ASCHA members take a very active part in the organization’s committee structure and working groups in order to further its agenda. Various member-driven committees meet during the year.  These committees include a Capital Development Planning Working Group, the Education and Best Practice Working Group, the Sustainable Operational Models Working Group, and the Health Collaboration Working Group, and work to drive change and best practices within the industry. ASCHA’s annual Convention and Trade show is the largest gathering of seniors housing leaders in western Canada. This past spring, 300 housing provider representatives were in attendance, as were 100 product and service providers.

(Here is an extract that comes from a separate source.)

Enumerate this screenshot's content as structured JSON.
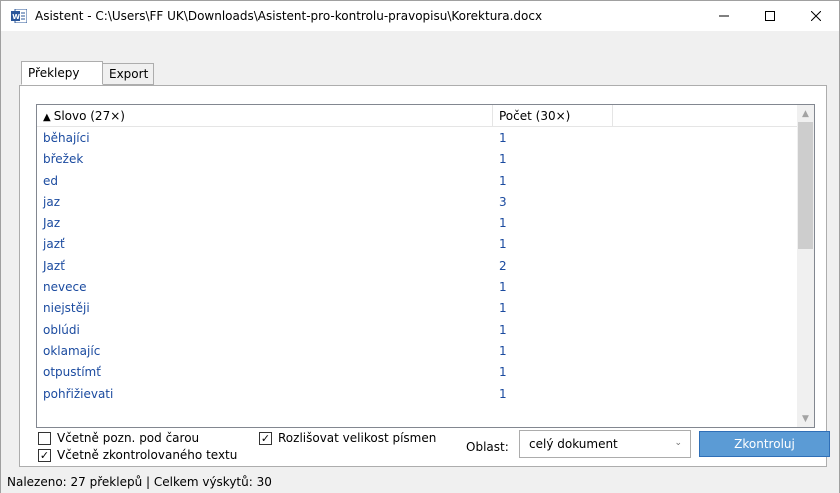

Soon, over 20 percent of Alberta’s population will be seniors, and Martin-Lindsay is looking ahead. “We need to look at how we serve the aging population differently,” she states. “We need to look at aging in community. I see an expanding role for housing providers, being a bit more of the hub, and bringing together those that provide other services in their communities, whether it’s meals on wheels, transportation, housekeeping, you name it. Because their future customers are those who are now living in their own homes – lonely, isolated and often struggling, and at tremendous risk. So I also see an expanded role of reaching out, not just from a health perspective, but from a wellness perspective. And that’s where we really need to be focusing our energies.”

In representing Alberta’s seniors and their housing providers for the past half century, ASCHA has also achieved what Martin-Lindsay claims to have been a major shift in the public’s perception of seniors housing: “We’ve really changed the stigma from ‘old folks homes’ to a place where people can come and really live well.”